L’indagine psicologica condotta da Ovidio è profonda. Ciò che si conosce può generare paura, l’incognito può, invece, partorire l’angoscia: sarebbe meglio per Penelope che la guerra contro Troia non fosse finita e sapere che Ulisse si trovi ancora a combattere in modo tale da conoscere il nemico («saprei dove combatti e avrei timore solo della guerra ed il mio lamento si unirebbe a molti altri»). Ora, invece, Penelope non conosce il suo nemico, ha «paura di tutto». Ma la paura principale, ancor maggior della guerra, è che il marito possa trovarsi con una straniera. Penelope teme che il cuore di Ulisse possa essere di un’altra donna:
Mentre sono in preda a sciocchi timori, tu puoi essere preso dall'amore per una straniera - tale è l'indole vogliosa di voi uomini! Forse le racconti anche quanto è zotica tua moglie, buona soltanto a cardare la lana. Possa io ingannarmi e questo sospetto svanisca nell'aria leggera, e non avvenga che tu, libero di tornare, voglia restare lontano! 

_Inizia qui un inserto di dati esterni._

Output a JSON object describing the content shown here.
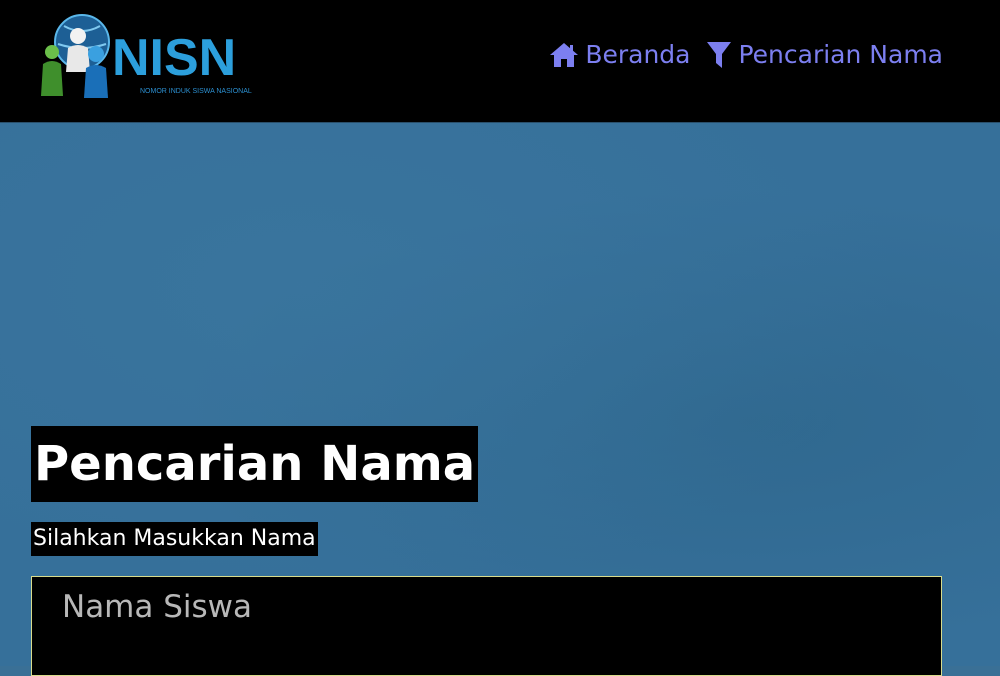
{
  "brand": {
    "name": "NISN",
    "tagline": "NOMOR INDUK SISWA NASIONAL",
    "logo_icon": "people-globe-logo"
  },
  "nav": {
    "items": [
      {
        "label": "Beranda",
        "icon": "home-icon"
      },
      {
        "label": "Pencarian Nama",
        "icon": "filter-icon"
      }
    ]
  },
  "main": {
    "title": "Pencarian Nama",
    "subtitle": "Silahkan Masukkan Nama",
    "search": {
      "placeholder": "Nama Siswa",
      "value": ""
    }
  },
  "colors": {
    "nav_background": "#000000",
    "hero_background": "#36709a",
    "nav_link": "#7c7ff0",
    "brand_blue": "#2c9fdc",
    "input_border": "#d9dc8c"
  }
}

L’uomo è volubile, a detta di Penelope, cade facilmente nell’infedeltà. Penelope si considera, invece, «sempre la sposa di Ulisse», nonostante il padre Icario la sproni ad abbandonare il letto vuoto e a convolare a nuove nozze («Sono tua, devo essere considerata tua») e i pretendenti provenienti da Dulichio, da Samo, da Zante e da tanti altri luoghi incalzino, senza che nessuno si opponga a loro.

Penelope conclude la lettera con un tono affettuoso ricordando al marito le tre figure che lui dovrebbe avere più care:
Siamo tre di numero, indifesi: una donna senza forze, un vecchio, Laerte, un ragazzo, Telemaco. Quest'ultimo, di recente, per poco non mi è stato strappato con un tranello, mentre si preparava a recarsi a Pilo, contro il volere di tutti. Vogliano gli dèi, li imploro, che secondo il corso naturale del destino, sia lui a chiudere i miei occhi, sia lui a chiudere i tuoi! […] Laerte, inabile alle armi, non può mantenere il regno in mezzo ai nemici. 

Dante ricorderà proprio questi tre affetti nelle parole di Ulisse che gli racconta del suo ultimo viaggio:
Né dolcezza di figlio, né la pieta
del vecchio padre, né ‘l debito amore
lo qual dovea Penelopé far lieta,
vincer potero dentro a me l’ardore
ch’i’ ebbi a divenir del mondo esperto,
e de li vizi umani e del valore;
ma misi me per l’alto mare aperto
sol con un legno e con quella compagna
picciola da la qual non fui diserto.

Telemaco, conclude Penelope, è ancora piccolo, ha bisogno dell’aiuto di un padre per crescere e divenire vigoroso («Tu hai, e prego che tu possa continuare ad avere, un figlio che doveva essere istruito in tenera età nelle conoscenze paterne»). La casa ha bisogno di Ulisse, «porto e rifugio» per tutti i suoi cari. Laerte attende a morire, perché non può chiudere gli occhi senza aver rivisto il figlio. Penelope, che ha sposato Ulisse in giovane età, ora dopo vent’anni d’attesa apparirà al marito vecchia, non più bella come un tempo!

La lettera di Penelope mostra la sensibilità di un cuore femminile ben conscio dell’importanza dell’unità familiare, dei differenti compiti educativi di un padre e di una madre, del valore della fedeltà nonostante tutte le difficoltà.

Ovidio con l’acutezza psicologica che gli si deve riconoscere rivela che la paura più profonda di una donna è quella di essere abbandonata.